Javier Berasaluce

Personal information
- Full name: Javier Berasaluce Marquiegui
- Date of birth: 4 January 1931
- Place of birth: Deba, Gipuzkoa, Spain
- Date of death: 8 February 2022 (aged 91)
- Height: 1.75 m (5 ft 9 in)
- Position(s): Goalkeeper

Senior career*
- Years: Team / Apps / (Gls)
- 1951–1955: Alavés / 101 / (0)
- 1955–1960: Real Madrid / 19 / (0)
- 1960–1963: Racing de Santander / 33 / (0)
- Total:  / 153 / (0)

= Javier Berasaluce =

Spanish footballer (1931–2022)

Javier Berasaluce Marquiegui (4 January 1931 – 8 February 2022) was a Spanish footballer who played as a goalkeeper. He played in La Liga with Deportivo Alavés, Real Madrid and Racing de Santander. He died on 8 February 2022, at the age of 91.

==Career==
Berasaluce began playing football as a right winger while studying at the Salesianos de Deusto in Bilbao. After his club's regular goalkeeper was injured, Berasaluce began playing goalkeeper.
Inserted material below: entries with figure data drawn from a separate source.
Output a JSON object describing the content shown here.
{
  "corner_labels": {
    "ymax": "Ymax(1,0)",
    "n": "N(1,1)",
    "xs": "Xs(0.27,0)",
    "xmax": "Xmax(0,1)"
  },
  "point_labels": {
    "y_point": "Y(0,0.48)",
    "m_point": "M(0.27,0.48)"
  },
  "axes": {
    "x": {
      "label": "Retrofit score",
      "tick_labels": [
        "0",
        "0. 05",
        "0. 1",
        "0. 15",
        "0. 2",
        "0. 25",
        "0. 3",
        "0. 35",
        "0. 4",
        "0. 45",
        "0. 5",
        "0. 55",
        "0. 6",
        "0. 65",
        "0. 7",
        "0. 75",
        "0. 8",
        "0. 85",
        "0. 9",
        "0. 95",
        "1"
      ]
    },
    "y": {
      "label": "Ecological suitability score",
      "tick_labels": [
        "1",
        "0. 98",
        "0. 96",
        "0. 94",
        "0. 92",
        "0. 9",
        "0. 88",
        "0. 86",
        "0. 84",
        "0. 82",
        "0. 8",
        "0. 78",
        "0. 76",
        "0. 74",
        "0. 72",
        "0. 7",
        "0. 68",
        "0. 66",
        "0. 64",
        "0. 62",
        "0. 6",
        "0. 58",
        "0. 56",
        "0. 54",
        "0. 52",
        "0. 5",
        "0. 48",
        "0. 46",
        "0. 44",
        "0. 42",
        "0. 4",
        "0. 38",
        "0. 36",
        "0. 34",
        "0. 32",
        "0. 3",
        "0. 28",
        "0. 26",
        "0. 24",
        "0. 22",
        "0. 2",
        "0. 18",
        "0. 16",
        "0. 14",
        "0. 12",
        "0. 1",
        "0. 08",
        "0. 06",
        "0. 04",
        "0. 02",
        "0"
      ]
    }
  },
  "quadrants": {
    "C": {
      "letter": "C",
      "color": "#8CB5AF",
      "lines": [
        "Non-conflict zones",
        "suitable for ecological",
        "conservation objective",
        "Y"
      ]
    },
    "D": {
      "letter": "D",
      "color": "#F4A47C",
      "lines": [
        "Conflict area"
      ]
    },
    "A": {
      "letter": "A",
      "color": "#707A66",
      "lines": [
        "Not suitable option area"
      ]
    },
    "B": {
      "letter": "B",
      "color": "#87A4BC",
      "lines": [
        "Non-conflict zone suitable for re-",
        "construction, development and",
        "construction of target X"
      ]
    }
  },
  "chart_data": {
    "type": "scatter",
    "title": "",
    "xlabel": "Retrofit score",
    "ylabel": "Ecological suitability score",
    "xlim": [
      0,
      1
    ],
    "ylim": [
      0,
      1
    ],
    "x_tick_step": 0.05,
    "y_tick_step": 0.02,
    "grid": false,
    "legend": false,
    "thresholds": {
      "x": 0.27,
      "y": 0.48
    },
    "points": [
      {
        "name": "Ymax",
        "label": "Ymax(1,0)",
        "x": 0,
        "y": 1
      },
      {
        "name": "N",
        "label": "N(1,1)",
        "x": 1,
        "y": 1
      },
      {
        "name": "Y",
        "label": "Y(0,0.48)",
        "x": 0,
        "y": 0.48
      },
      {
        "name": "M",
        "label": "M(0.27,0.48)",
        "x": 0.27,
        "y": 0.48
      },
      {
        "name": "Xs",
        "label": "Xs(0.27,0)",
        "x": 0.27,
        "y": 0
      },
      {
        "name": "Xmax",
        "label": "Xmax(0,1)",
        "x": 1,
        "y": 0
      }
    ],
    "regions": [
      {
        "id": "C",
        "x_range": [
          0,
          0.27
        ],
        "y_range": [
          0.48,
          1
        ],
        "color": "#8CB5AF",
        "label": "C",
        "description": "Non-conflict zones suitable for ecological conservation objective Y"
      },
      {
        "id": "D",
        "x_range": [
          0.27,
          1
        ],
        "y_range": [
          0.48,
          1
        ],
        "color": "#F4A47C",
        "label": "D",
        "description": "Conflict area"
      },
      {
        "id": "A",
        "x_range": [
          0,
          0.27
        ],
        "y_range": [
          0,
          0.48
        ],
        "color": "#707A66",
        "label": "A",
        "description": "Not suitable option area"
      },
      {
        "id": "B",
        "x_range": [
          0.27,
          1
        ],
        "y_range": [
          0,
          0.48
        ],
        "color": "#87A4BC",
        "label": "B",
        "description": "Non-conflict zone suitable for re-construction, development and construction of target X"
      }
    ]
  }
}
He played football for his hometown club Amaikak Bat, before turning professional.

Berasaluce began his professional career with Deportivo Alavés, helping the club win the 1953–54 Segunda División and earn promotion to La Liga. He also was part of the Real Madrid squad that won five European Cups and La Liga twice.